Each form is associated with a schema S_j t (a name parameterized by a term) and a selector hierarchy U that specifies the domains of the variables appearing in the term. Selectors are organized into closed hierarchies to guarantee that every variable is bound and that there are no circular dependencies. The paper distinguishes closed definition systems (which use only internally defined names) from open ones (which may refer to external names), and defines the notion of a system of forms as a finite collection of definitions satisfying syntactic constraints.
To compare expressive power, the authors treat each system of forms as an operator that maps a data universe to a family of named sets. They introduce a partial order ≥ on subclasses of definitions: a subclass Φ₁ is at least as expressive as Φ₂ if for every system in Φ₁ there exists an equivalent system in Φ₂ (possibly with an extended signature) that yields the same named sets under any interpretation. Using this framework they prove that none of the four basic forms can be eliminated without strictly reducing expressive power. Moreover, extending the signature with a predicate p(x, S) that tests membership of x in a named set S yields a strictly stronger subclass.

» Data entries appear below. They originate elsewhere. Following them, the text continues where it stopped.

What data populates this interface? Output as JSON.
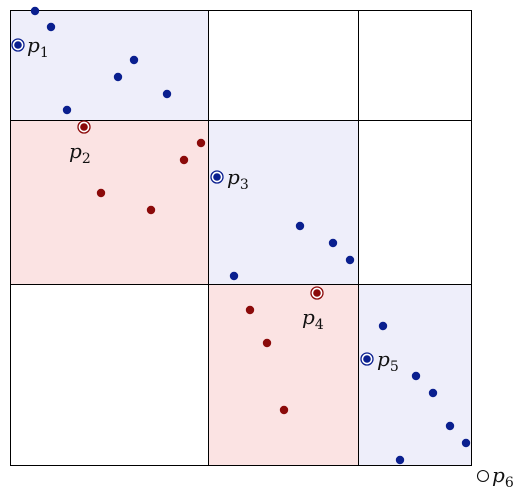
{
  "colors": {
    "blue_region": "#eeeefa",
    "red_region": "#fbe3e3",
    "blue_point": "#0a1f8f",
    "red_point": "#8b0a0a",
    "grid_line": "#000000",
    "text": "#111111"
  },
  "regions": [
    {
      "name": "region-top-left",
      "color": "blue"
    },
    {
      "name": "region-mid-left",
      "color": "red"
    },
    {
      "name": "region-mid-center",
      "color": "blue"
    },
    {
      "name": "region-bottom-center",
      "color": "red"
    },
    {
      "name": "region-bottom-right",
      "color": "blue"
    }
  ],
  "special_points": [
    {
      "label": "p",
      "sub": "1",
      "style": "blue-double"
    },
    {
      "label": "p",
      "sub": "2",
      "style": "red-double"
    },
    {
      "label": "p",
      "sub": "3",
      "style": "blue-double"
    },
    {
      "label": "p",
      "sub": "4",
      "style": "red-double"
    },
    {
      "label": "p",
      "sub": "5",
      "style": "blue-double"
    },
    {
      "label": "p",
      "sub": "6",
      "style": "hollow"
    }
  ]
}
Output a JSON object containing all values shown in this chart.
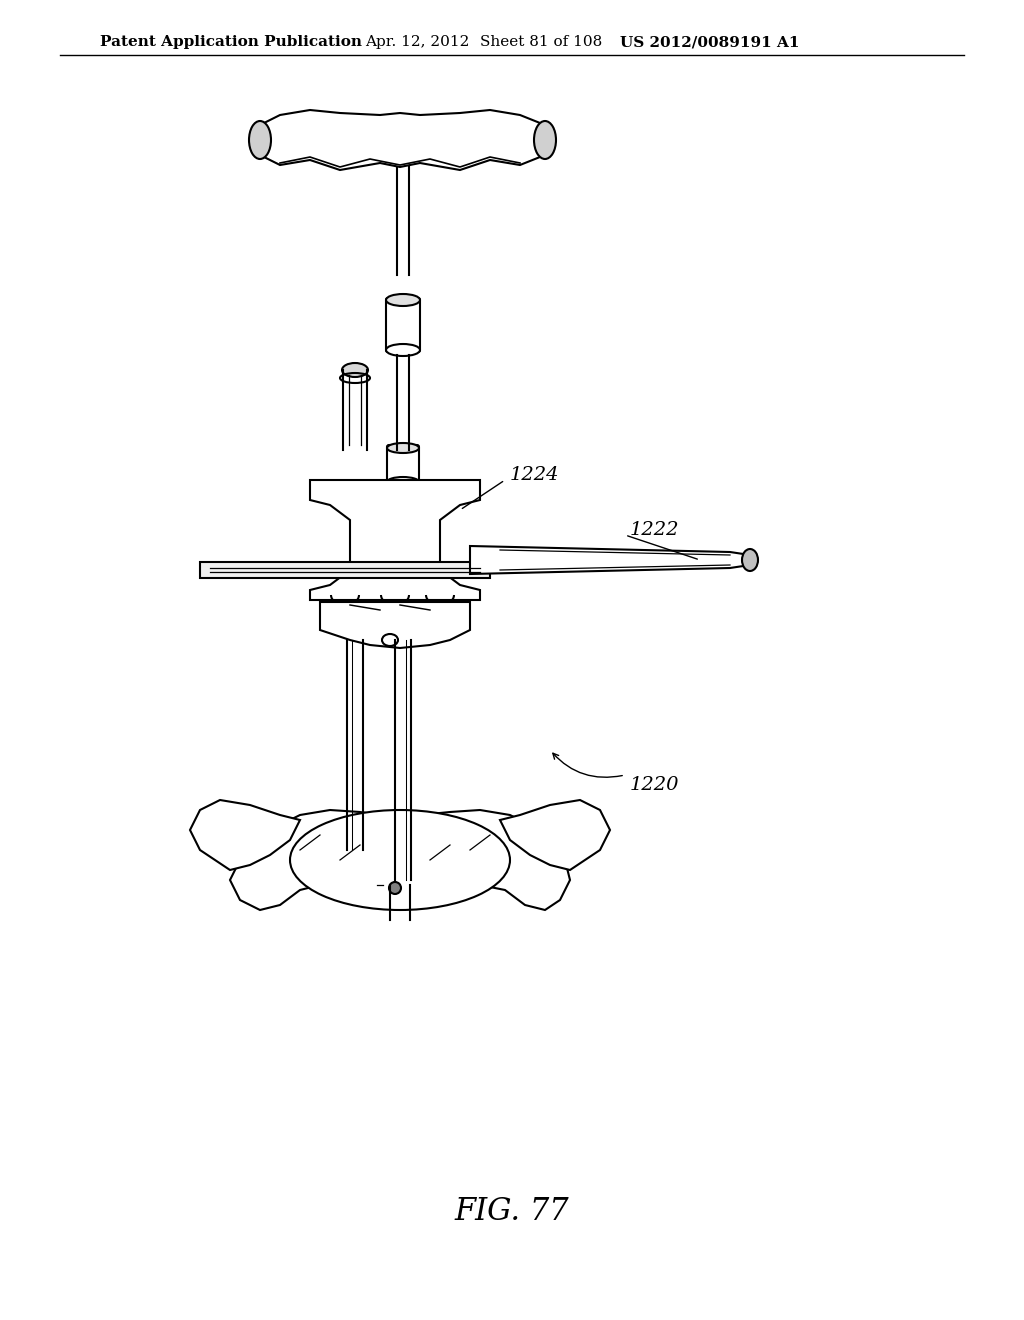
{
  "bg_color": "#ffffff",
  "header_text": "Patent Application Publication",
  "header_date": "Apr. 12, 2012",
  "header_sheet": "Sheet 81 of 108",
  "header_patent": "US 2012/0089191 A1",
  "fig_label": "FIG. 77",
  "label_1220": "1220",
  "label_1222": "1222",
  "label_1224": "1224",
  "line_color": "#000000",
  "line_width": 1.5,
  "fig_label_fontsize": 22,
  "header_fontsize": 11
}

The complexity analysis is built on the concept of a standard interpretation: a finite set of bearer elements Q, a set of terms Q^λ built from the functional symbols, and a diagram D that records which ground predicate atoms are true or false. A minimal standard interpretation for a given named set S_a is one where removing any atom from D would change the resulting set. Lemma 1 shows that if two systems differ in minimality for the same name, they cannot be equivalent, establishing a tool for separating expressive classes.
Finally, the paper addresses the functional completeness of the proposed language class. By showing that any computable function can be expressed as a composition of the four basic forms together with appropriate selectors, the authors argue that programs written in this non‑procedural style are functionally complete. The selector hierarchy also serves as a static data‑dependency analysis, enabling safe parallel execution: because the dependencies are explicitly encoded, a runtime system can schedule independent selectors concurrently without risking data races.
In conclusion, the work provides a rigorous foundation for non‑procedural parallel programming languages, demonstrating that a modest set of declarative constructs suffices for full computational expressiveness while offering a clear path to parallel execution through explicit dependency specifications. The authors suggest that future research should focus on concrete language design, compiler support for selector analysis, and empirical evaluation on real parallel architectures.